My most recent failure was a Hitachi P7K500 500G disk. It just totally would no longer spin up. I had the disk for 4 weeks, fortunately everything on it was redundant (in two ways -- it's part of a 4-disk Linux Software RAID5 as well as the RAID5 being a copy of another RAID5 array that will be replaced by the former). The recovery of the affected array was fairly smooth -- data on it was still totally accessible as if nothing happened, and the "rebuilding" of the array when I insert the replacement disk was likewise transparent minus the performance hit.
RAID5/6 Parity is a weird concept, it requires a bit of math knowledge to understand. The function "XOR" is quite a weird function as if you change any one input, the output will change like two 3-way switches on a light bulb.

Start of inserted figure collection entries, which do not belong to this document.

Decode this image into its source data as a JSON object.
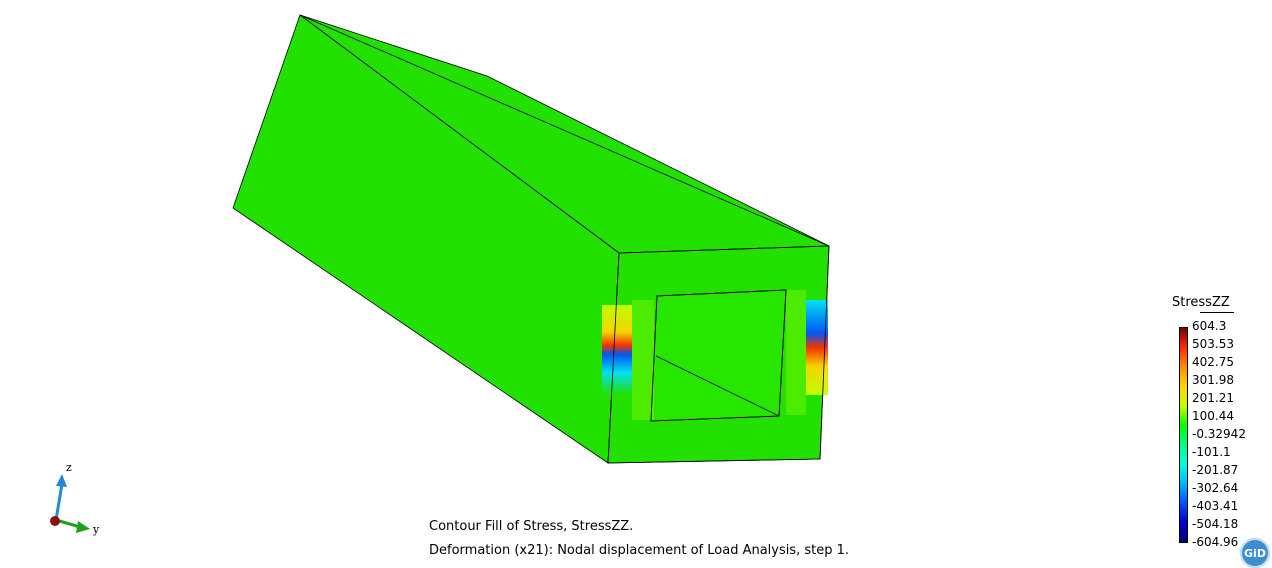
{
  "captions": {
    "line1": "Contour Fill of Stress, StressZZ.",
    "line2": "Deformation (x21): Nodal displacement of Load Analysis, step 1."
  },
  "legend": {
    "title": "StressZZ",
    "labels": [
      "604.3",
      "503.53",
      "402.75",
      "301.98",
      "201.21",
      "100.44",
      "-0.32942",
      "-101.1",
      "-201.87",
      "-302.64",
      "-403.41",
      "-504.18",
      "-604.96"
    ],
    "gradient_colors": [
      "#7a0000",
      "#ff2a00",
      "#ff8c00",
      "#ffd400",
      "#c8ff00",
      "#00ff00",
      "#00ff80",
      "#00ffe0",
      "#00b4ff",
      "#0050ff",
      "#0000cc",
      "#000080"
    ]
  },
  "axes": {
    "z_label": "z",
    "y_label": "y"
  },
  "logo": "GiD",
  "colors": {
    "mesh_green": "#22e000",
    "background": "#ffffff"
  }
}
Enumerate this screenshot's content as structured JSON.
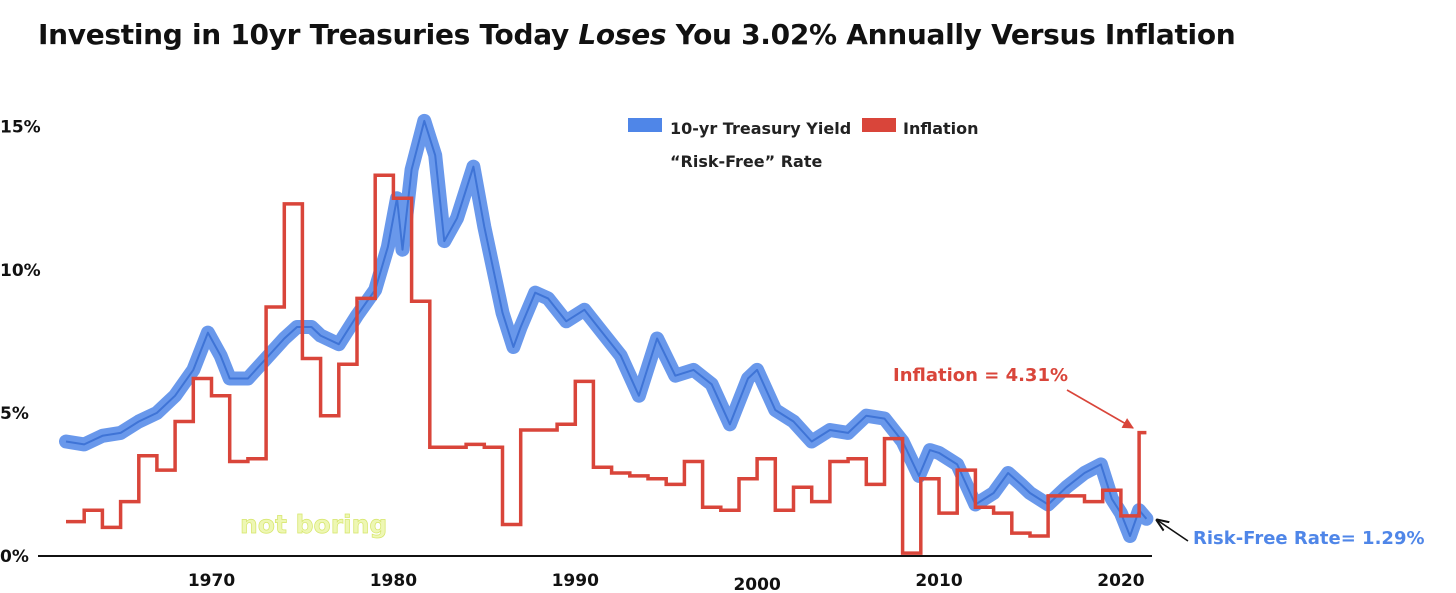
{
  "title": {
    "before": "Investing in 10yr Treasuries Today ",
    "emphasis": "Loses",
    "after": " You 3.02% Annually Versus Inflation"
  },
  "colors": {
    "treasury": "#4f86e8",
    "inflation": "#d9453a",
    "axis": "#111111"
  },
  "legend": {
    "treasury_label": "10-yr Treasury Yield",
    "treasury_sublabel": "“Risk-Free” Rate",
    "inflation_label": "Inflation"
  },
  "annotations": {
    "inflation": "Inflation = 4.31%",
    "risk_free": "Risk-Free Rate= 1.29%",
    "watermark": "not boring"
  },
  "chart_data": {
    "type": "line",
    "xlim": [
      1962,
      2021.6
    ],
    "ylim": [
      0,
      16
    ],
    "x_ticks": [
      1970,
      1980,
      1990,
      2000,
      2010,
      2020
    ],
    "x_tick_labels": [
      "1970",
      "1980",
      "1990",
      "2000",
      "2010",
      "2020"
    ],
    "y_ticks": [
      0,
      5,
      10,
      15
    ],
    "y_tick_labels": [
      "0%",
      "5%",
      "10%",
      "15%"
    ],
    "series": [
      {
        "name": "10-yr Treasury Yield",
        "style": "line",
        "points": [
          [
            1962.0,
            4.0
          ],
          [
            1963.0,
            3.9
          ],
          [
            1964.0,
            4.2
          ],
          [
            1965.0,
            4.3
          ],
          [
            1966.0,
            4.7
          ],
          [
            1967.0,
            5.0
          ],
          [
            1968.0,
            5.6
          ],
          [
            1969.0,
            6.5
          ],
          [
            1969.8,
            7.8
          ],
          [
            1970.5,
            7.0
          ],
          [
            1971.0,
            6.2
          ],
          [
            1972.0,
            6.2
          ],
          [
            1973.0,
            6.9
          ],
          [
            1974.0,
            7.6
          ],
          [
            1974.7,
            8.0
          ],
          [
            1975.5,
            8.0
          ],
          [
            1976.0,
            7.7
          ],
          [
            1977.0,
            7.4
          ],
          [
            1978.0,
            8.4
          ],
          [
            1979.0,
            9.3
          ],
          [
            1979.7,
            10.8
          ],
          [
            1980.2,
            12.5
          ],
          [
            1980.5,
            10.7
          ],
          [
            1981.0,
            13.5
          ],
          [
            1981.7,
            15.2
          ],
          [
            1982.3,
            14.0
          ],
          [
            1982.8,
            11.0
          ],
          [
            1983.5,
            11.8
          ],
          [
            1984.4,
            13.6
          ],
          [
            1985.0,
            11.5
          ],
          [
            1986.0,
            8.5
          ],
          [
            1986.6,
            7.3
          ],
          [
            1987.0,
            8.0
          ],
          [
            1987.8,
            9.2
          ],
          [
            1988.5,
            9.0
          ],
          [
            1989.5,
            8.2
          ],
          [
            1990.5,
            8.6
          ],
          [
            1991.5,
            7.8
          ],
          [
            1992.5,
            7.0
          ],
          [
            1993.5,
            5.6
          ],
          [
            1994.5,
            7.6
          ],
          [
            1995.5,
            6.3
          ],
          [
            1996.5,
            6.5
          ],
          [
            1997.5,
            6.0
          ],
          [
            1998.5,
            4.6
          ],
          [
            1999.5,
            6.2
          ],
          [
            2000.0,
            6.5
          ],
          [
            2001.0,
            5.1
          ],
          [
            2002.0,
            4.7
          ],
          [
            2003.0,
            4.0
          ],
          [
            2004.0,
            4.4
          ],
          [
            2005.0,
            4.3
          ],
          [
            2006.0,
            4.9
          ],
          [
            2007.0,
            4.8
          ],
          [
            2008.0,
            4.0
          ],
          [
            2008.9,
            2.8
          ],
          [
            2009.5,
            3.7
          ],
          [
            2010.0,
            3.6
          ],
          [
            2011.0,
            3.2
          ],
          [
            2012.0,
            1.8
          ],
          [
            2013.0,
            2.2
          ],
          [
            2013.8,
            2.9
          ],
          [
            2014.5,
            2.5
          ],
          [
            2015.0,
            2.2
          ],
          [
            2016.0,
            1.8
          ],
          [
            2017.0,
            2.4
          ],
          [
            2018.0,
            2.9
          ],
          [
            2018.9,
            3.2
          ],
          [
            2019.5,
            2.0
          ],
          [
            2020.0,
            1.5
          ],
          [
            2020.5,
            0.7
          ],
          [
            2021.0,
            1.6
          ],
          [
            2021.4,
            1.3
          ]
        ]
      },
      {
        "name": "Inflation",
        "style": "step",
        "points": [
          [
            1962.0,
            1.2
          ],
          [
            1963.0,
            1.6
          ],
          [
            1964.0,
            1.0
          ],
          [
            1965.0,
            1.9
          ],
          [
            1966.0,
            3.5
          ],
          [
            1967.0,
            3.0
          ],
          [
            1968.0,
            4.7
          ],
          [
            1969.0,
            6.2
          ],
          [
            1970.0,
            5.6
          ],
          [
            1971.0,
            3.3
          ],
          [
            1972.0,
            3.4
          ],
          [
            1973.0,
            8.7
          ],
          [
            1974.0,
            12.3
          ],
          [
            1975.0,
            6.9
          ],
          [
            1976.0,
            4.9
          ],
          [
            1977.0,
            6.7
          ],
          [
            1978.0,
            9.0
          ],
          [
            1979.0,
            13.3
          ],
          [
            1980.0,
            12.5
          ],
          [
            1981.0,
            8.9
          ],
          [
            1982.0,
            3.8
          ],
          [
            1983.0,
            3.8
          ],
          [
            1984.0,
            3.9
          ],
          [
            1985.0,
            3.8
          ],
          [
            1986.0,
            1.1
          ],
          [
            1987.0,
            4.4
          ],
          [
            1988.0,
            4.4
          ],
          [
            1989.0,
            4.6
          ],
          [
            1990.0,
            6.1
          ],
          [
            1991.0,
            3.1
          ],
          [
            1992.0,
            2.9
          ],
          [
            1993.0,
            2.8
          ],
          [
            1994.0,
            2.7
          ],
          [
            1995.0,
            2.5
          ],
          [
            1996.0,
            3.3
          ],
          [
            1997.0,
            1.7
          ],
          [
            1998.0,
            1.6
          ],
          [
            1999.0,
            2.7
          ],
          [
            2000.0,
            3.4
          ],
          [
            2001.0,
            1.6
          ],
          [
            2002.0,
            2.4
          ],
          [
            2003.0,
            1.9
          ],
          [
            2004.0,
            3.3
          ],
          [
            2005.0,
            3.4
          ],
          [
            2006.0,
            2.5
          ],
          [
            2007.0,
            4.1
          ],
          [
            2008.0,
            0.1
          ],
          [
            2009.0,
            2.7
          ],
          [
            2010.0,
            1.5
          ],
          [
            2011.0,
            3.0
          ],
          [
            2012.0,
            1.7
          ],
          [
            2013.0,
            1.5
          ],
          [
            2014.0,
            0.8
          ],
          [
            2015.0,
            0.7
          ],
          [
            2016.0,
            2.1
          ],
          [
            2017.0,
            2.1
          ],
          [
            2018.0,
            1.9
          ],
          [
            2019.0,
            2.3
          ],
          [
            2020.0,
            1.4
          ],
          [
            2021.0,
            4.31
          ],
          [
            2021.4,
            4.31
          ]
        ]
      }
    ],
    "grid": false,
    "legend_position": "top-center"
  }
}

In fact the 3-way switches work with a lamp is pretty much a great metaphor as to how the "XOR" function works.
Let's say we have two 3 way switches and a lamp and nothing is obscured from view (obscured will be defined as the "broken" phase, as if we "lost" data). Because of the special property of these 3 way switches, flipping any one switch will change the light. The two switches are "data" and the light bulb is "Parity" - metadata computed from the switch "data". In a normal working system we can program the switches any way we want, that is our "data". The lamp lights or turns off depending on how we set the switches. Let's say that having both switches are set the same, both up or both down, will turn on the light.
Now lets say we have a "failure". In this example we're not saying that the switch breaks or the lamp burns out as a "failure" but rather define it as the switch or light bulb being obscured from view. Here's the magic: If we see the lamp is off, and switch 2 is in the "up" state, and we can't see (as in we lost data) switch 1. Do we have enough data from this system to know whether switch 1 was "up" or "down"? By the above 3-way system, by golly we do know if switch 1 was "down" because the light is off, without looking at the switch -- we were able to recover the state of the switch based on data we could see.
On a corollary to this, if the lamp is 'on' and we can't see either switch 1 or switch 2, can we predict what the status of the two switches? In this case we lost data. We know that both switches must be either both up or both down, but there's no way to tell which way they are for certain.
RAID3 is most like this example. RAID5 works similarly at a different level, but is a bit different as the switches and lights are spread across the disks. And just like a real 3-disk RAID 5 following the 'corollary' case of the light and switches, if two disks die, we lose data.
The major differences between using RAID1 vs RAID5 is storage efficiency. In RAID1 we lose 50% capacity to redundancy (one whole disk spent on copying another). RAID5 is (N-1)/N efficiency where in a 3- disk system we lose 33% of our total disk space to redundancy information
While it seems like raising N to a large number will make our efficiency asymptotically reach 100%, realize the risk that if one disk dies in a RAID5, we've lost redundancy and if a second disk breaks, we lost data on the whole array. As the number of disks increases, the chance of one of the disks breaking increases. As the size of disks go up and reliability of disks do not change, the current trend is that the max number of disks in the array is coming down, forcing us to use less storage efficient arrays.